Infelizmente, passar sermão sobre sustentabilidade fiscal a longo prazo é o passatempo da moda em Washington; é o que pessoas que querem soar sérias fazem para demonstrar sua seriedade. Assim, quando a crise estourou e levou aos grandes déficits orçamentários – porque é o que acontece quando a economia retrai e a receita despenca –, muitos membros de nossa elite política se mostraram ávidos em usar esses déficits como desculpa para desviar o assunto do desemprego para seu tema favorito. E a economia continuou sangrando.

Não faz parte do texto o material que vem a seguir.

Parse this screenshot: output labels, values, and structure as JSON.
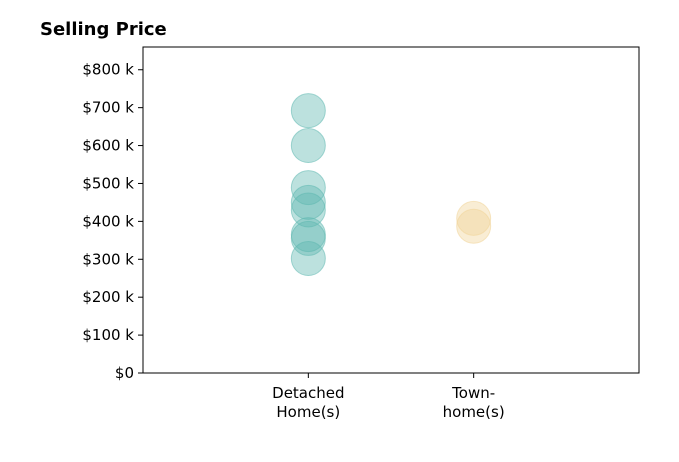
{
  "chart_data": {
    "type": "scatter",
    "title": "Selling Price",
    "xlabel": "",
    "ylabel": "",
    "categories": [
      [
        "Detached",
        "Home(s)"
      ],
      [
        "Town-",
        "home(s)"
      ]
    ],
    "y_ticks": [
      "$0",
      "$100 k",
      "$200 k",
      "$300 k",
      "$400 k",
      "$500 k",
      "$600 k",
      "$700 k",
      "$800 k"
    ],
    "ylim": [
      0,
      860
    ],
    "xlim": [
      -1,
      2
    ],
    "grid": false,
    "series": [
      {
        "category_index": 0,
        "color": "#5fb8b0",
        "values": [
          692,
          600,
          489,
          450,
          430,
          365,
          355,
          302
        ]
      },
      {
        "category_index": 1,
        "color": "#f0d498",
        "values": [
          408,
          387
        ]
      }
    ]
  }
}
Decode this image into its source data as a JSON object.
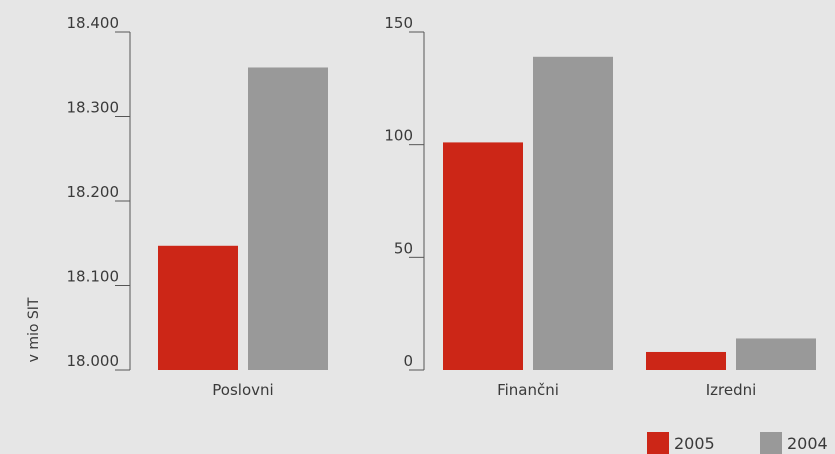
{
  "chart_data": [
    {
      "type": "bar",
      "categories": [
        "Poslovni"
      ],
      "series": [
        {
          "name": "2005",
          "values": [
            18147
          ]
        },
        {
          "name": "2004",
          "values": [
            18358
          ]
        }
      ],
      "ylabel": "v mio SIT",
      "ylim": [
        18000,
        18400
      ],
      "yticks": [
        "18.000",
        "18.100",
        "18.200",
        "18.300",
        "18.400"
      ],
      "grid": false
    },
    {
      "type": "bar",
      "categories": [
        "Finančni",
        "Izredni"
      ],
      "series": [
        {
          "name": "2005",
          "values": [
            101,
            8
          ]
        },
        {
          "name": "2004",
          "values": [
            139,
            14
          ]
        }
      ],
      "ylim": [
        0,
        150
      ],
      "yticks": [
        "0",
        "50",
        "100",
        "150"
      ],
      "grid": false
    }
  ],
  "legend": {
    "placement": "bottom-right",
    "items": [
      {
        "label": "2005",
        "color": "#cc2617"
      },
      {
        "label": "2004",
        "color": "#999999"
      }
    ]
  }
}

O que uma resposta real aos nossos problemas envolveria? Primeiro, envolveria mais gastos do governo por ora, não menos – com desemprego em massa e custos de tomada de empréstimos incrivelmente baixos, nós deveríamos estar reconstruindo nossas escolas, nossas estradas, nossos sistemas de água e esgoto e mais. Envolveria medidas agressivas para redução da dívida dos lares por meio de perdão de hipotecas e refinanciamento. Envolveria um esforço total por parte do Federal Reserve (o banco central americano) para estimular a economia, com a meta deliberada de gerar inflação mais alta, para ajudar a aliviar os problemas da dívida.

Os suspeitos habituais condenarão, é claro, essas ideias como sendo irresponsáveis. Mas você sabe o que é realmente irresponsável? Sequestrar o debate em torno da crise para promover as mesmas coisas que eram defendidas antes da crise, e permitir que a economia continue sangrando.